Pastor Is Dragged from Prayer Gathering and Beaten by Hindu Radicals, Report Finds

A pastor leading a private prayer meeting in Northern India said he was dragged from the gathering and beaten by radical Hindu nationalists, arrested and taken to jail where the beating continued.

The July 28 incident, reported by International Christian Concern, was initiated when members of the extremist Bajrang Dal physically attacked and verbally abused several women and two men heading to the gathering in Kanshiram Colony, Uttar Pradesh. The Bajrang Dal, according to the Christian Post, is a youth militant group affiliated with the Vishva Hindu Parishad and the Rashtriya Swayamsevak Sangh, a Hindu extremist umbrella group.

Pastor Raju Prassad said the attack continued when the Bajrang Dal dragged him from the home and beat him. Responding police then arrested the pastor and members of his small fellowship for allegedly converting individuals to Christianity, a crime in many Indian states, including Uttar Pradesh. Pastor Prassad insisted he was only praying when the assault began. The Christians were taken to the Chakeri police station where the militants continued to beat the pastor.

After being detained for five hours, police determined no conversions were taking place during the gathering and Pastor Prassad and his members were released. No action was taken against the attackers.

The incident is the latest in a string of escalating attacks against Christians by radical Hindus who often use “anti-conversion” laws to instill fear. In its report on the attack, the ICC said Pastor Prassad anticipated opposition but was surprised and fear-stricken by the assault.

A month earlier, ICC reported another attack in a Sheohar neighborhood in the northern state of Bihar, India. In that case, Pastor Shelton Viswanathan ended up with fractures to his neck and face after eight young Hindu radicals knocked him from his bike and beat him while he was delivering Christian literature. According to ICC, police officials refused to register the case. This is reportedly a common practice and seems to have contributed to the rise in violence against religious minorities in the region over the past two years.

“The Hindutva [Hindu nationalist] extremists are walking into churches and are disrupting prayer services—on a weekly basis, we hear of threats and attacks on home churches and pastors,” Devash Lal of the Bihar Pastors Fellowship told ICC. “Christian persecution is widely spread across Bihar, and it appears to be a much planned, systematic opposition created to target activities.”

“We also see police supporting the perpetrators instead of taking action against them, and the victims do not come forward fearing this bias,” Lal added.

As a result, Christians have become reluctant to report incidents because of the danger.

“After the attack, some of my Christian friends went to Sheohar police station to inform them,” Lal said. “But the police said their hands are tied and that they cannot take any action.”

That is why Pastor Viswanathan said he delayed talking with police.
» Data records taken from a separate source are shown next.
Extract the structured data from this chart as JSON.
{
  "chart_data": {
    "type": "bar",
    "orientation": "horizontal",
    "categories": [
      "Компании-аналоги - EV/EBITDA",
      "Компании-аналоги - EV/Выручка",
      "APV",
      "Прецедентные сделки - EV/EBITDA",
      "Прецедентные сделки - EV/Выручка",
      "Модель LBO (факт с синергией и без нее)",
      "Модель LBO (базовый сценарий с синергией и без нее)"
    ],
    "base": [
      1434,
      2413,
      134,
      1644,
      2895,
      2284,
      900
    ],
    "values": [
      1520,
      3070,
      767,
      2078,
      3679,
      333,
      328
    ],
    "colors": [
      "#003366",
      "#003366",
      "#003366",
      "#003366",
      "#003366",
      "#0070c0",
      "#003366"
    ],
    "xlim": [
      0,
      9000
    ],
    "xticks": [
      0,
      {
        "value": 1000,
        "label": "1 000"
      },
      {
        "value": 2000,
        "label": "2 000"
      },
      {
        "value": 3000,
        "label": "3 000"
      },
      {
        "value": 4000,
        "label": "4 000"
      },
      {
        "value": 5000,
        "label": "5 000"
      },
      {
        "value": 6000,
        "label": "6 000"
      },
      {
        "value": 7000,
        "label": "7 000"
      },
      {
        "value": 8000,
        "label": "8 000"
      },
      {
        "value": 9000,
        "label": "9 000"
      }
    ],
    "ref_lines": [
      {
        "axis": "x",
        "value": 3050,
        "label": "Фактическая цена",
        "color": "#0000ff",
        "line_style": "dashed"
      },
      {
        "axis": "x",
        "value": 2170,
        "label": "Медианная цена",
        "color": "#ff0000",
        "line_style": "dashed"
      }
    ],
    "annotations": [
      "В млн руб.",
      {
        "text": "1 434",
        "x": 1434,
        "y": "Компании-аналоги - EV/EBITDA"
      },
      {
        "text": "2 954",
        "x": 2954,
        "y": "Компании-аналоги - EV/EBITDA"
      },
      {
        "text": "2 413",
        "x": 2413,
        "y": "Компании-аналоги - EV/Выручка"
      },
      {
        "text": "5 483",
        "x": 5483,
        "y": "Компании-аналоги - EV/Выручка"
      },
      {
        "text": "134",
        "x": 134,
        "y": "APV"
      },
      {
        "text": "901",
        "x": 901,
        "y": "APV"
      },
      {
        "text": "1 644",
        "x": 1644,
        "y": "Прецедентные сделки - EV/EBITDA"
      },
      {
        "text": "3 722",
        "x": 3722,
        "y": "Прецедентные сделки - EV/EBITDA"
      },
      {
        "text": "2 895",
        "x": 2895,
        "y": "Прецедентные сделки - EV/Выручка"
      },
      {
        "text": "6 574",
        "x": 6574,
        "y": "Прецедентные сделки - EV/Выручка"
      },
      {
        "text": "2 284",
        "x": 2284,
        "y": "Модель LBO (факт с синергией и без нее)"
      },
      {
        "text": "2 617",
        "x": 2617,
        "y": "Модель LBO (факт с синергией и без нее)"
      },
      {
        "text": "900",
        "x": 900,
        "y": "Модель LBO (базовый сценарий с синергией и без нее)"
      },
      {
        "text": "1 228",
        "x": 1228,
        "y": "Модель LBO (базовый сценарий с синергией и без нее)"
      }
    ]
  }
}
“If I force the police to register cases against the assailants, the [Hindu extremist] Bajrang Dal’s top leaders will not spare me,” Pastor Viswanathan told Morning Star News. “The police officials asked me to be wary as the Hindu militant activists roam freely with guns, and through their videos, I can be easily identified by other RSS [Rashtriya Swayamsevak Sangh]-affiliated groups also.”

According to Open Door USA’s 2019 World Watch List, India ranks as the 10th worst country in the world when it comes to Christian persecution.

“Since the current ruling party took power in 2014, attacks have increased, and Hindu radicals believe they can attack Christians with no consequences,” the report summary said. “As a result, Christians have been targeted by Hindu nationalist extremists more and more each year. The view of the nationalists is that to be Indian is to be Hindu, so any other faith—including Christianity—is considered non-Indian. Additionally, in some regions of the country, converts to Christianity from Hinduism experience extreme persecution, discrimination and violence.”